Murtagh makes for an entertaining contrast to Charlie’s youthful features, his grizzled, bearded groans and sighs saying more about Scotland’s reluctance to support outsiders as it does his excitement at the titillating fashion around him. He’s not quite as sleazy as Lord Joseph Duverney (Marc Duret), though, France’s Minister of Finance – and owner of the world’s most hilariously awful wig. Him crossing paths with the modern-thinking, forthright Claire is worth watching the episode for alone, as Balfe’s incredulous independence clashes with his muttering, sycophantic naughtiness.
But only one episode in, and Outlander Season 2 is already wheeling out the big guns, with the appearance of King Louis XV himself – in extremely comprised circumstances. It’s another conversation that Outlander smartly plays more for laughs than drama; it’s much easier for us to swallow this fantastical voyage through history while we’re chuckling at the exchanges. After all, only Jamie Fraser would introduce himself to a monarch with the word “porridge”.
That overly ripe dialogue is delivered handsomely by a cast who are clearly having a whale of a time – one of the best bits of the episode is just seeing a nonplussed Caitriona Balfe surrounded by excited women chatting animatedly about nicknames for the male member. The voice-over, though, remains a lingering problem, as we hear Claire describe her feelings in ways that are already obvious from her performance. “Even after several weeks, Paris remained a source of fascination,” she tells us, despite us being able to see that on her face as she looks out of a carriage window.
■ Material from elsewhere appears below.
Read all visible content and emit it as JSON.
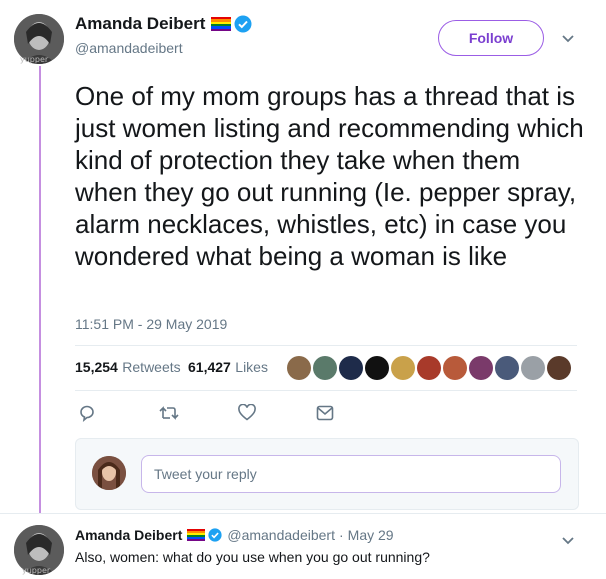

The difficulties of running a house and business (also vocalised), meanwhile, are also apparent from her conversations with her maid.
Just as the show doesn’t always trust its leading lady to communicate her internal conflict to us, it also strains one step too far in trying to establish Paris for us: Episode 1 smartly restricted events to interiors and simple streets, but Episode 2 steps up the CGI one notch too far in trying to recreate Versailles’ expansive gardens (the extravagant ballrooms are enough to set the scene). With each new face foreshadowing future narrative strands, though, from duels with old friends and chess with new allies to, erm, fibre-heavy diets, this second instalment of Outlander’s second season makes it clear that the show has enough storytelling smarts to match its ambition – and enough surprises up its sleeve to continue blocking Jamie and Claire’s political battle with unexpected personal obstacles. Costumes, social scandal and smut? Outlander isn’t in Scotland anymore. And it’s making itself feel right at home. Allons-y!
Outlander Season 2 is available to watch in the UK exclusively on Amazon Prime Video, as part of a £5.99 monthly subscription. New episodes arrive every Sunday, within 24 hours of their US broadcast.